Capture the drizzle

A new law may finally permit Californians to legally harvest rainwater

Capture rainwater, then use it to flush the toilet, water the garden or do the laundry. For drizzle.

Capture rainwater, then use it to flush the toilet, water the garden or do the laundry. For drizzle.


In “Dancin’ in the Rain,” author Shel Silverstein writes about frolicking in a downpour. Had Silverstein written the poem today, an era of increasing need for water conservation, perhaps he would have focused on harvesting the rain instead.

Problem is, capturing rainwater is a gray legal area. But a new bill making rounds in the Capitol would, if passed, allow landowners to harvest rainwater. Introduced last month by Assemblyman Jose Solorio, Assembly Bill 275, or the Rainwater Capture Act, would permit homeowners to install, maintain and operate rain-capture devices for nonpotable, or nondrinking, purposes.

“It does rain in California,” observed Solorio, jokingly. “We just don’t do a very good job of capturing that rain for later use.”

Instead of letting the flood of rainwater go down the drain, securing it in barrels for landscaping and gardening use, known as “rainwater harvesting,” is gaining popularity among the water-conservation movement.

“There are many benefits of rainwater capture,” explained Sierra Club’s Jim Metropulos. “It allows a homeowner to recycle on their own. It allows them to store free water from the sky for outdoor gardens and lawns.”

On March 1, a report by Department of Water Resources hydrologists confirmed that the water content in California mountains’ snowpack is well above average, and readings indicate water content is 124 percent of normal statewide.
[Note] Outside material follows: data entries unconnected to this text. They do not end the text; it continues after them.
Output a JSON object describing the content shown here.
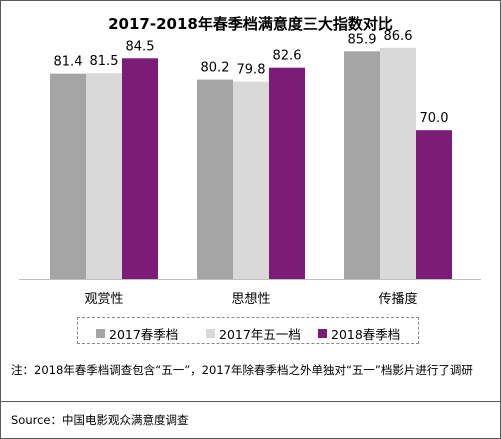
{
  "chart_data": {
    "type": "bar",
    "title": "2017-2018年春季档满意度三大指数对比",
    "categories": [
      "观赏性",
      "思想性",
      "传播度"
    ],
    "series": [
      {
        "name": "2017春季档",
        "color": "#a5a5a5",
        "values": [
          81.4,
          80.2,
          85.9
        ]
      },
      {
        "name": "2017年五一档",
        "color": "#d9d9d9",
        "values": [
          81.5,
          79.8,
          86.6
        ]
      },
      {
        "name": "2018春季档",
        "color": "#7b1c79",
        "values": [
          84.5,
          82.6,
          70.0
        ]
      }
    ],
    "ylim": [
      40,
      90
    ],
    "grid": false,
    "legend_position": "bottom"
  },
  "note": "注：2018年春季档调查包含“五一”，2017年除春季档之外单独对“五一”档影片进行了调研",
  "source": "Source：中国电影观众满意度调查"
}
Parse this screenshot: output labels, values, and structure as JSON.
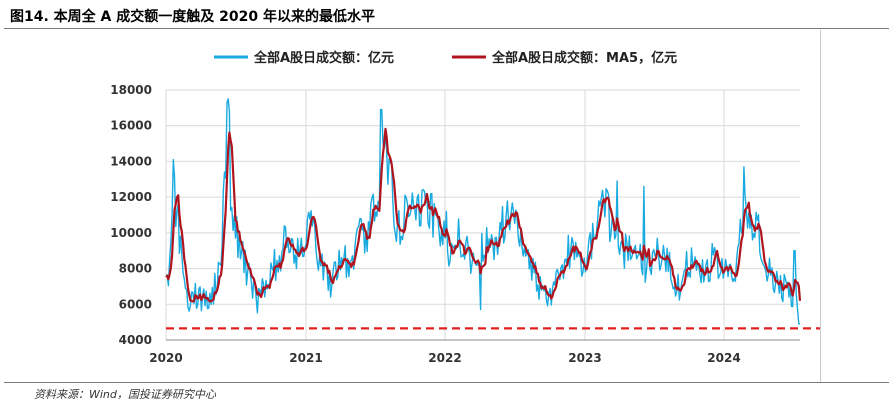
{
  "figure": {
    "title": "图14. 本周全 A 成交额一度触及 2020 年以来的最低水平",
    "source": "资料来源：Wind，国投证券研究中心"
  },
  "colors": {
    "daily": "#19aadf",
    "ma5": "#b0141e",
    "threshold": "#e02020",
    "grid": "#d9d9d9"
  },
  "chart_data": {
    "type": "line",
    "title": "",
    "xlabel": "",
    "ylabel": "",
    "ylim": [
      4000,
      18000
    ],
    "xlim": [
      2020.0,
      2024.55
    ],
    "y_ticks": [
      "4000",
      "6000",
      "8000",
      "10000",
      "12000",
      "14000",
      "16000",
      "18000"
    ],
    "x_ticks": [
      "2020",
      "2021",
      "2022",
      "2023",
      "2024"
    ],
    "legend": [
      "全部A股日成交额：亿元",
      "全部A股日成交额：MA5，亿元"
    ],
    "threshold_line": {
      "value": 4650,
      "style": "dashed"
    },
    "anchors": [
      [
        2020.0,
        6800
      ],
      [
        2020.02,
        8000
      ],
      [
        2020.04,
        9800
      ],
      [
        2020.06,
        12000
      ],
      [
        2020.08,
        11000
      ],
      [
        2020.1,
        9800
      ],
      [
        2020.12,
        8200
      ],
      [
        2020.14,
        7000
      ],
      [
        2020.16,
        6200
      ],
      [
        2020.2,
        6500
      ],
      [
        2020.24,
        6300
      ],
      [
        2020.28,
        6600
      ],
      [
        2020.31,
        6200
      ],
      [
        2020.34,
        6800
      ],
      [
        2020.37,
        7500
      ],
      [
        2020.39,
        8500
      ],
      [
        2020.41,
        11000
      ],
      [
        2020.43,
        15000
      ],
      [
        2020.445,
        16300
      ],
      [
        2020.46,
        13000
      ],
      [
        2020.48,
        11000
      ],
      [
        2020.5,
        10000
      ],
      [
        2020.53,
        9500
      ],
      [
        2020.56,
        8200
      ],
      [
        2020.59,
        7800
      ],
      [
        2020.62,
        7000
      ],
      [
        2020.65,
        6200
      ],
      [
        2020.68,
        6500
      ],
      [
        2020.72,
        7200
      ],
      [
        2020.76,
        7800
      ],
      [
        2020.8,
        8500
      ],
      [
        2020.84,
        9000
      ],
      [
        2020.87,
        10000
      ],
      [
        2020.9,
        9500
      ],
      [
        2020.93,
        8800
      ],
      [
        2020.96,
        9200
      ],
      [
        2021.0,
        9500
      ],
      [
        2021.03,
        11000
      ],
      [
        2021.06,
        10500
      ],
      [
        2021.09,
        9000
      ],
      [
        2021.12,
        8000
      ],
      [
        2021.15,
        7500
      ],
      [
        2021.18,
        7000
      ],
      [
        2021.22,
        7800
      ],
      [
        2021.26,
        8500
      ],
      [
        2021.3,
        8200
      ],
      [
        2021.34,
        8800
      ],
      [
        2021.37,
        9500
      ],
      [
        2021.4,
        10000
      ],
      [
        2021.43,
        9800
      ],
      [
        2021.46,
        10500
      ],
      [
        2021.49,
        11500
      ],
      [
        2021.52,
        12000
      ],
      [
        2021.54,
        13500
      ],
      [
        2021.56,
        15500
      ],
      [
        2021.58,
        14500
      ],
      [
        2021.6,
        13000
      ],
      [
        2021.62,
        12500
      ],
      [
        2021.64,
        11500
      ],
      [
        2021.66,
        10200
      ],
      [
        2021.7,
        10500
      ],
      [
        2021.74,
        11500
      ],
      [
        2021.78,
        11800
      ],
      [
        2021.82,
        11500
      ],
      [
        2021.86,
        11800
      ],
      [
        2021.9,
        11200
      ],
      [
        2021.94,
        10500
      ],
      [
        2021.97,
        10000
      ],
      [
        2022.0,
        9500
      ],
      [
        2022.03,
        8500
      ],
      [
        2022.06,
        9000
      ],
      [
        2022.09,
        9800
      ],
      [
        2022.12,
        9500
      ],
      [
        2022.15,
        9000
      ],
      [
        2022.18,
        8500
      ],
      [
        2022.22,
        8000
      ],
      [
        2022.26,
        8800
      ],
      [
        2022.3,
        9500
      ],
      [
        2022.34,
        9000
      ],
      [
        2022.38,
        9800
      ],
      [
        2022.42,
        10500
      ],
      [
        2022.46,
        11000
      ],
      [
        2022.5,
        10500
      ],
      [
        2022.54,
        9800
      ],
      [
        2022.58,
        9000
      ],
      [
        2022.62,
        8000
      ],
      [
        2022.66,
        7500
      ],
      [
        2022.7,
        6500
      ],
      [
        2022.74,
        6200
      ],
      [
        2022.78,
        7000
      ],
      [
        2022.82,
        7800
      ],
      [
        2022.86,
        8500
      ],
      [
        2022.9,
        9000
      ],
      [
        2022.94,
        8500
      ],
      [
        2022.97,
        8000
      ],
      [
        2023.0,
        8200
      ],
      [
        2023.04,
        9000
      ],
      [
        2023.08,
        10500
      ],
      [
        2023.12,
        11000
      ],
      [
        2023.16,
        11200
      ],
      [
        2023.2,
        10500
      ],
      [
        2023.24,
        9500
      ],
      [
        2023.28,
        8800
      ],
      [
        2023.32,
        9000
      ],
      [
        2023.36,
        9500
      ],
      [
        2023.4,
        8500
      ],
      [
        2023.44,
        8000
      ],
      [
        2023.48,
        8200
      ],
      [
        2023.52,
        9000
      ],
      [
        2023.56,
        8800
      ],
      [
        2023.6,
        8200
      ],
      [
        2023.64,
        7500
      ],
      [
        2023.68,
        7000
      ],
      [
        2023.72,
        7800
      ],
      [
        2023.76,
        8500
      ],
      [
        2023.8,
        8200
      ],
      [
        2023.84,
        7800
      ],
      [
        2023.88,
        8000
      ],
      [
        2023.92,
        8500
      ],
      [
        2023.96,
        7800
      ],
      [
        2024.0,
        8000
      ],
      [
        2024.03,
        7800
      ],
      [
        2024.06,
        7200
      ],
      [
        2024.09,
        8000
      ],
      [
        2024.12,
        10000
      ],
      [
        2024.15,
        11200
      ],
      [
        2024.18,
        10800
      ],
      [
        2024.21,
        10000
      ],
      [
        2024.24,
        10500
      ],
      [
        2024.27,
        9500
      ],
      [
        2024.3,
        8500
      ],
      [
        2024.33,
        8000
      ],
      [
        2024.36,
        7500
      ],
      [
        2024.39,
        7000
      ],
      [
        2024.42,
        6800
      ],
      [
        2024.45,
        7200
      ],
      [
        2024.48,
        6500
      ],
      [
        2024.5,
        6000
      ],
      [
        2024.52,
        6200
      ],
      [
        2024.54,
        5200
      ]
    ],
    "spikes": [
      [
        2020.055,
        14100
      ],
      [
        2020.435,
        17300
      ],
      [
        2020.455,
        16800
      ],
      [
        2021.545,
        16900
      ],
      [
        2021.575,
        15600
      ],
      [
        2022.015,
        11200
      ],
      [
        2022.255,
        5700
      ],
      [
        2023.235,
        12900
      ],
      [
        2023.43,
        12600
      ],
      [
        2024.145,
        13700
      ],
      [
        2024.51,
        9000
      ],
      [
        2024.545,
        4900
      ]
    ]
  }
}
So conservationists are calling for Californians not to take this winter’s robust snowpack and plentiful rainfall for granted.
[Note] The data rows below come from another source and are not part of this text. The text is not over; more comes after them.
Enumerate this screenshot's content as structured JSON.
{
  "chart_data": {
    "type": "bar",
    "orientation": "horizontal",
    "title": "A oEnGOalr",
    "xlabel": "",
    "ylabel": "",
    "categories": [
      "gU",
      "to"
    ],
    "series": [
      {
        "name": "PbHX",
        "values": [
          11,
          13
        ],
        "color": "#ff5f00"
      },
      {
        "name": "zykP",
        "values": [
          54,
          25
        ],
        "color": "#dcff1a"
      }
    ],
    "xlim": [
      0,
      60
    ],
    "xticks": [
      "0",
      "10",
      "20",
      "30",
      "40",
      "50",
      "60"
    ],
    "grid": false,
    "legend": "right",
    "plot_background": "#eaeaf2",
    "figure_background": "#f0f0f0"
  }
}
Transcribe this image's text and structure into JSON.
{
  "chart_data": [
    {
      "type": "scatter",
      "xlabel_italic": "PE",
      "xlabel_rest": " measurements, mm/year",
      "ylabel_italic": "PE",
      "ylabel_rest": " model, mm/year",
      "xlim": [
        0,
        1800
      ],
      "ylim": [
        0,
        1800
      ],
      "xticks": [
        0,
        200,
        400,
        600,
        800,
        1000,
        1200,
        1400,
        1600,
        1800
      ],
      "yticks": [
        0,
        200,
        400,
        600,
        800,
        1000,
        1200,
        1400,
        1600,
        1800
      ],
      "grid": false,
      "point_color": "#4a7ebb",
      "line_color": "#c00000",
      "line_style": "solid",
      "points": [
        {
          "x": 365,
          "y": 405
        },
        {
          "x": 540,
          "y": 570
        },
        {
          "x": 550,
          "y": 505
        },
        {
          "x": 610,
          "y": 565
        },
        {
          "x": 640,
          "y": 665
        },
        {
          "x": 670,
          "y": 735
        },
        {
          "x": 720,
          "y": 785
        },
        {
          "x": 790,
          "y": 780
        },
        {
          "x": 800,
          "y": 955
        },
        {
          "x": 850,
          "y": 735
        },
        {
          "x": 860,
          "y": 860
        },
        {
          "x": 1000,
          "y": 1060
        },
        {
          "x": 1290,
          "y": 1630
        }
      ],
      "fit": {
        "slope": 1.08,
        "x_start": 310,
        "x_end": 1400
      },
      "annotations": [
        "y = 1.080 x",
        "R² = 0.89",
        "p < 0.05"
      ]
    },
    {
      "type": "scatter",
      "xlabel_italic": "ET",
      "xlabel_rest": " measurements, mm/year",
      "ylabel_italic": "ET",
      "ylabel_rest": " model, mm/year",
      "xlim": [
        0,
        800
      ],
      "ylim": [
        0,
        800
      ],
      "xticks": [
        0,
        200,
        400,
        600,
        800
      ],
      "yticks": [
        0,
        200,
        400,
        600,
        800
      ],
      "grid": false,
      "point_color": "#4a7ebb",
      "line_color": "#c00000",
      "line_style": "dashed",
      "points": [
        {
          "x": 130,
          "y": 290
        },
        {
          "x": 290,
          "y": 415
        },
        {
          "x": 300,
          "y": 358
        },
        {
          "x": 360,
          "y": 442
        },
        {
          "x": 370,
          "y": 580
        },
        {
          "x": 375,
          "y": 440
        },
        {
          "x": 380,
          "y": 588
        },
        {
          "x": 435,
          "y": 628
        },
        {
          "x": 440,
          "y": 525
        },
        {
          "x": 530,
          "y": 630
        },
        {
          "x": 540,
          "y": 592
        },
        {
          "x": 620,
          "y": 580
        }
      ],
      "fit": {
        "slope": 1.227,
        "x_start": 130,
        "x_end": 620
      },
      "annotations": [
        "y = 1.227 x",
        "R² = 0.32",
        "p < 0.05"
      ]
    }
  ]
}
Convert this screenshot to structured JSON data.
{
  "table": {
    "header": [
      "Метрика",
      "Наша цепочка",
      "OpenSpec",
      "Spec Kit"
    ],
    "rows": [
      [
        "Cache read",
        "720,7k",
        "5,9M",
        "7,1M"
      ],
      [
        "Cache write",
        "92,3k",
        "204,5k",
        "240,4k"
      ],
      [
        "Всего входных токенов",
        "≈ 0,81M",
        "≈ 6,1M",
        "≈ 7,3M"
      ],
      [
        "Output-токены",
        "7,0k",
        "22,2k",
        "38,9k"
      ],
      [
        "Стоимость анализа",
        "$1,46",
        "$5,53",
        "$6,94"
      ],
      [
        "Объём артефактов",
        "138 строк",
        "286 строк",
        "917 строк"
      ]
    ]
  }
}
“Definitely in California, we should be very conscious of water use,” Metropulos said. “With population growth, urban development and climate issues, having your own way to store water limits the demand on potable water and reduces pollution from trash, chemicals and oil from running off into our oceans.”
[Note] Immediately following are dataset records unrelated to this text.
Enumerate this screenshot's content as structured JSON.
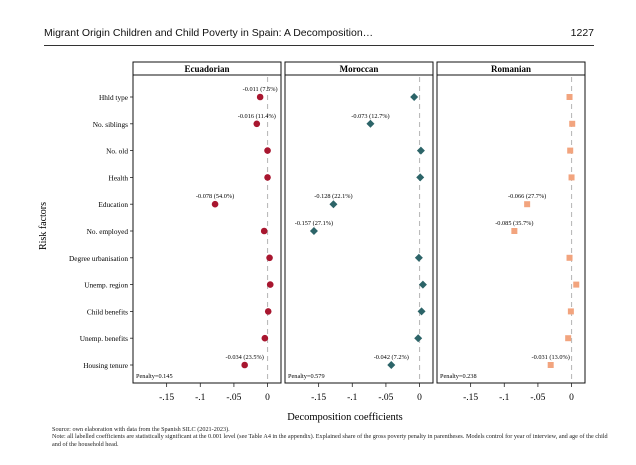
{
  "header": {
    "title": "Migrant Origin Children and Child Poverty in Spain: A Decomposition…",
    "page_number": "1227"
  },
  "notes": {
    "source": "Source: own elaboration with data from the Spanish SILC (2021-2023).",
    "note": "Note: all labelled coefficients are statistically significant at the 0.001 level (see Table A4 in the appendix). Explained share of the gross poverty penalty in parentheses. Models control for year of interview, and age of the child and of the household head."
  },
  "chart_data": {
    "type": "scatter",
    "xlabel": "Decomposition coefficients",
    "ylabel": "Risk factors",
    "xlim": [
      -0.2,
      0.02
    ],
    "xticks": [
      -0.15,
      -0.1,
      -0.05,
      0
    ],
    "xtick_labels": [
      "-.15",
      "-.1",
      "-.05",
      "0"
    ],
    "categories": [
      "Hhld type",
      "No. siblings",
      "No. old",
      "Health",
      "Education",
      "No. employed",
      "Degree urbanisation",
      "Unemp. region",
      "Child benefits",
      "Unemp. benefits",
      "Housing tenure"
    ],
    "panels": [
      {
        "name": "Ecuadorian",
        "color": "#a8162f",
        "marker": "circle",
        "penalty": "Penalty=0.145",
        "values": [
          -0.011,
          -0.016,
          0.0,
          0.0,
          -0.078,
          -0.005,
          0.003,
          0.004,
          0.001,
          -0.004,
          -0.034
        ],
        "labels": [
          "-0.011 (7.5%)",
          "-0.016 (11.4%)",
          "",
          "",
          "-0.078 (54.0%)",
          "",
          "",
          "",
          "",
          "",
          "-0.034 (23.5%)"
        ]
      },
      {
        "name": "Moroccan",
        "color": "#2c6468",
        "marker": "diamond",
        "penalty": "Penalty=0.579",
        "values": [
          -0.008,
          -0.073,
          0.002,
          0.001,
          -0.128,
          -0.157,
          -0.001,
          0.005,
          0.003,
          -0.002,
          -0.042
        ],
        "labels": [
          "",
          "-0.073 (12.7%)",
          "",
          "",
          "-0.128 (22.1%)",
          "-0.157 (27.1%)",
          "",
          "",
          "",
          "",
          "-0.042 (7.2%)"
        ]
      },
      {
        "name": "Romanian",
        "color": "#f2a47e",
        "marker": "square",
        "penalty": "Penalty=0.238",
        "values": [
          -0.003,
          0.001,
          -0.002,
          0.0,
          -0.066,
          -0.085,
          -0.003,
          0.007,
          -0.001,
          -0.005,
          -0.031
        ],
        "labels": [
          "",
          "",
          "",
          "",
          "-0.066 (27.7%)",
          "-0.085 (35.7%)",
          "",
          "",
          "",
          "",
          "-0.031 (13.0%)"
        ]
      }
    ]
  }
}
Solorio, who is chairman of the Assembly Select Committee on Regional Approaches to Addressing the State’s Water Crisis, wants to put water in the hands of the people and clear up misconceptions about the legality of rainwater capture. “Researching the issue here in California, we found that the law is ambiguous about whether it’s even lawful to have a rain barrel,” he explained. “We thought, ‘Let’s make it clear that it is allowable.’”

The Assembly member also wants to encourage communities to build more sophisticated rainwater-capture systems that empower individual homeowners and small businesses.

Although the Sierra Club, a nonprofit, public-interest organization that promotes environmental conservation by influencing public-policy decisions, hasn’t officially adopted a stance on A.B. 275, as its legislative committee will be meeting to discuss the bill at the end of the month, the organization supports rainwater harvesting.

“This practice allows a person greater control of their water,” Metropulos said. Rainwater harvesting can be as simple as installing a rain barrel, according to the Sierra Club, and it doesn’t have to be expensive.

Another component of the bill would also allow landscaping contractors, working within the confines of his or her license, to install rainwater-capture systems for landscape irrigation.

“It also becomes a job-innovation bill,” Solorio argued. “We talk about ‘green’ jobs, and this [bill] provides us an opportunity to talk about how there are also ‘blue’ jobs.”

According to Solorio, the bill will likely be presented to the Legislature for vote in April.